Haines also focuses on other players and coaches of teams. He follows them inside the rink and into their homes. “Hockeyland” is as much about the people as it is about the hockey itself.

It’s about players watching away from the rink, having philosophical conversations while snow falls under the tires of their trucks.

It’s about watching parents in a wood-paneled living room explain the time it takes to raise hockey players. This includes the late Lori Dowd, Indio and Aydin Dowd, mother of Hermantown players. Lori dies of cancer, and receives a dedication at the end of the film.

It’s about Pat Andrews watching an old VHS tape from his days as a high school player, scoring a championship-winning goal for Hermantown, a team he would eventually coach.

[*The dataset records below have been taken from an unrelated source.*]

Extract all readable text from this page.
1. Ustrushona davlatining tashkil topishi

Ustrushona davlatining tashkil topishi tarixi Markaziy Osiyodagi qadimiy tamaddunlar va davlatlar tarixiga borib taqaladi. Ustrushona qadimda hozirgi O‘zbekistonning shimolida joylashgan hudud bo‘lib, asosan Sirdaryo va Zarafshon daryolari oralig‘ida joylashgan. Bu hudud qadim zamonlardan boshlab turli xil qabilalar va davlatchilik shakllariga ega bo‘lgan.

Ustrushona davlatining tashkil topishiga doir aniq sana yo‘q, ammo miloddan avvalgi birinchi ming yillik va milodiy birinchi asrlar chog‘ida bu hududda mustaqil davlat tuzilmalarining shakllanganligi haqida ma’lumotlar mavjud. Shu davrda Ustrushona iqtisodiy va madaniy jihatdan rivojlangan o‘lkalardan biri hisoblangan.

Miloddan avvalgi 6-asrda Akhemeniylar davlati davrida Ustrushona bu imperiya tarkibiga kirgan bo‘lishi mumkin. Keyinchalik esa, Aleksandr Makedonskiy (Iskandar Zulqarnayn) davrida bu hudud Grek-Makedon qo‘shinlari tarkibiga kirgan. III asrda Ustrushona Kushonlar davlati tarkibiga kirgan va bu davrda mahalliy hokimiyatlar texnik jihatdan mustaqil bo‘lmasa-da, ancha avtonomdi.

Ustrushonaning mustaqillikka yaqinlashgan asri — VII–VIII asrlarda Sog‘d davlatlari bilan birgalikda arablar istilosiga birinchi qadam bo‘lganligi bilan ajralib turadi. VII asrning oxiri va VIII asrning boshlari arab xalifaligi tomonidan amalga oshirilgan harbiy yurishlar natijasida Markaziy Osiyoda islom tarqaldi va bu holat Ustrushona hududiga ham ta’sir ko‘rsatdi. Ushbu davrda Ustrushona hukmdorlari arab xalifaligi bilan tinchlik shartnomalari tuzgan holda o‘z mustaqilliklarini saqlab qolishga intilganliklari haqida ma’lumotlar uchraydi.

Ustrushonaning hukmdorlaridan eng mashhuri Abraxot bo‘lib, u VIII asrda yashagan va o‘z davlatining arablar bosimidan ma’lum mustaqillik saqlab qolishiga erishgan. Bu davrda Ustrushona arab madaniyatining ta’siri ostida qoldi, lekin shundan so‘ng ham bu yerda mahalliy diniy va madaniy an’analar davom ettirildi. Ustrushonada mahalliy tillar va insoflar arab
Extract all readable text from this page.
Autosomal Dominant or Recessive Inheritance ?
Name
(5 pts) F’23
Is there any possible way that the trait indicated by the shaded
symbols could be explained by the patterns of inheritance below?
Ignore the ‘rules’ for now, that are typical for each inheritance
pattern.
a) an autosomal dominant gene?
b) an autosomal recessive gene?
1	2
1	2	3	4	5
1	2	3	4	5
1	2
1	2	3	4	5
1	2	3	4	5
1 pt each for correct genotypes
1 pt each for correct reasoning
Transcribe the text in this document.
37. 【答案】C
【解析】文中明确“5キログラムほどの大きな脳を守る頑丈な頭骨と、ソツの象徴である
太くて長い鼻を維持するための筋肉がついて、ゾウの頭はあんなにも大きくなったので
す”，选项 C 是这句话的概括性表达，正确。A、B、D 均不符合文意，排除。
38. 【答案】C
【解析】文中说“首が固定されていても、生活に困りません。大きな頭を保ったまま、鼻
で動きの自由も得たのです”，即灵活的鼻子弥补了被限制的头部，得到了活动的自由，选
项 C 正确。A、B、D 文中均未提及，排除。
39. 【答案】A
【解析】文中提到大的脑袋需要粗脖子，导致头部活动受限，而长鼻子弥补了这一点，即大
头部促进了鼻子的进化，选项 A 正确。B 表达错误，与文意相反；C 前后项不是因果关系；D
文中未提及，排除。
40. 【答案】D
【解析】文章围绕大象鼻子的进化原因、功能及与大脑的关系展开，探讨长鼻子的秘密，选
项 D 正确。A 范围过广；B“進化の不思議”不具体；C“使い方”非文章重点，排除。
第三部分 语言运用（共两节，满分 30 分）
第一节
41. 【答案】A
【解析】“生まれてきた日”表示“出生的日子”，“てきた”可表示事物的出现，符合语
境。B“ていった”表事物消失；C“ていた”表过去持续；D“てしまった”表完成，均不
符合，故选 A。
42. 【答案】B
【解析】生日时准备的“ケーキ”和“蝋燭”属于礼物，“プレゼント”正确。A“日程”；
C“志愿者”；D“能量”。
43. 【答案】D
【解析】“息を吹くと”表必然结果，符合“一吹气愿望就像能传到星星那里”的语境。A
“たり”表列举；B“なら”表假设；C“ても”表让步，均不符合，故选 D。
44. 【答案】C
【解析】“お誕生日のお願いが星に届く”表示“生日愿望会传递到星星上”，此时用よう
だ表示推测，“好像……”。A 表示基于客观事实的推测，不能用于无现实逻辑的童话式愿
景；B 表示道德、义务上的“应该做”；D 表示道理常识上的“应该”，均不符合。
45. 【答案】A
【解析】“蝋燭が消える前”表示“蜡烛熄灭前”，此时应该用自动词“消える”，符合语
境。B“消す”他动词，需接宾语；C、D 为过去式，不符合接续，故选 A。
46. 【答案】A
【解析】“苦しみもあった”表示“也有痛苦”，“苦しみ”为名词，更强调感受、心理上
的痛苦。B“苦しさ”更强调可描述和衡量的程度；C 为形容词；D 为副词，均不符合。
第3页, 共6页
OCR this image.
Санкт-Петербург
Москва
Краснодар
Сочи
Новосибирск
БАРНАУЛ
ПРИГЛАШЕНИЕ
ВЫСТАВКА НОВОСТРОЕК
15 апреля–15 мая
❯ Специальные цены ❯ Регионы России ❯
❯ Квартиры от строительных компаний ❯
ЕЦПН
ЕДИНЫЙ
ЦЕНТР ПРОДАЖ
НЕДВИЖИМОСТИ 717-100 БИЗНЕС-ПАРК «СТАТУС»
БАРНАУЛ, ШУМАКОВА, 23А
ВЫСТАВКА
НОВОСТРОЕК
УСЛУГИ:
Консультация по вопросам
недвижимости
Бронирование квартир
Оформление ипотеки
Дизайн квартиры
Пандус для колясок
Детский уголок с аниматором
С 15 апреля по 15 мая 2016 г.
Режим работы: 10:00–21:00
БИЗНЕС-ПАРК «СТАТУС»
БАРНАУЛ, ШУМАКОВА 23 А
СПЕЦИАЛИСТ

Surprisingly, it’s not about the hair.

Minnesota has become synonymous with the salad found on the heads of high school hockey players, where helmetless players go viral in a pregame introduction video for the state championship. In the film the Hats lose their battle against Hawkeye’s hair, yet this is not a topic of conversation for the players.

“I think if they talked about it more we would have covered it more. But honestly, they didn’t mention it much,” Haynes said.

This is because few of them are as memorable as hockey coffees, they are part of the fabric of hockey culture that these families maintain. It’s something that might seem strange or extraordinary to an outsider, but it’s just another aspect of “Hockeyland” to a local, as Biondi explained.

“It starts with dads that, once it’s dark, go outside and fill the outdoor rink with water by three in the morning and then go to work at 8 in the morning,” Biondi said. “It’s the youth program. It’s the kids who leave middle school to go to the rink until it’s dark. Then you order pizza, that’s your dinner, and then you go skating all night.”

“That’s hockey here. It’s produced a lot of good players. And I don’t think that’s going to change any time soon.”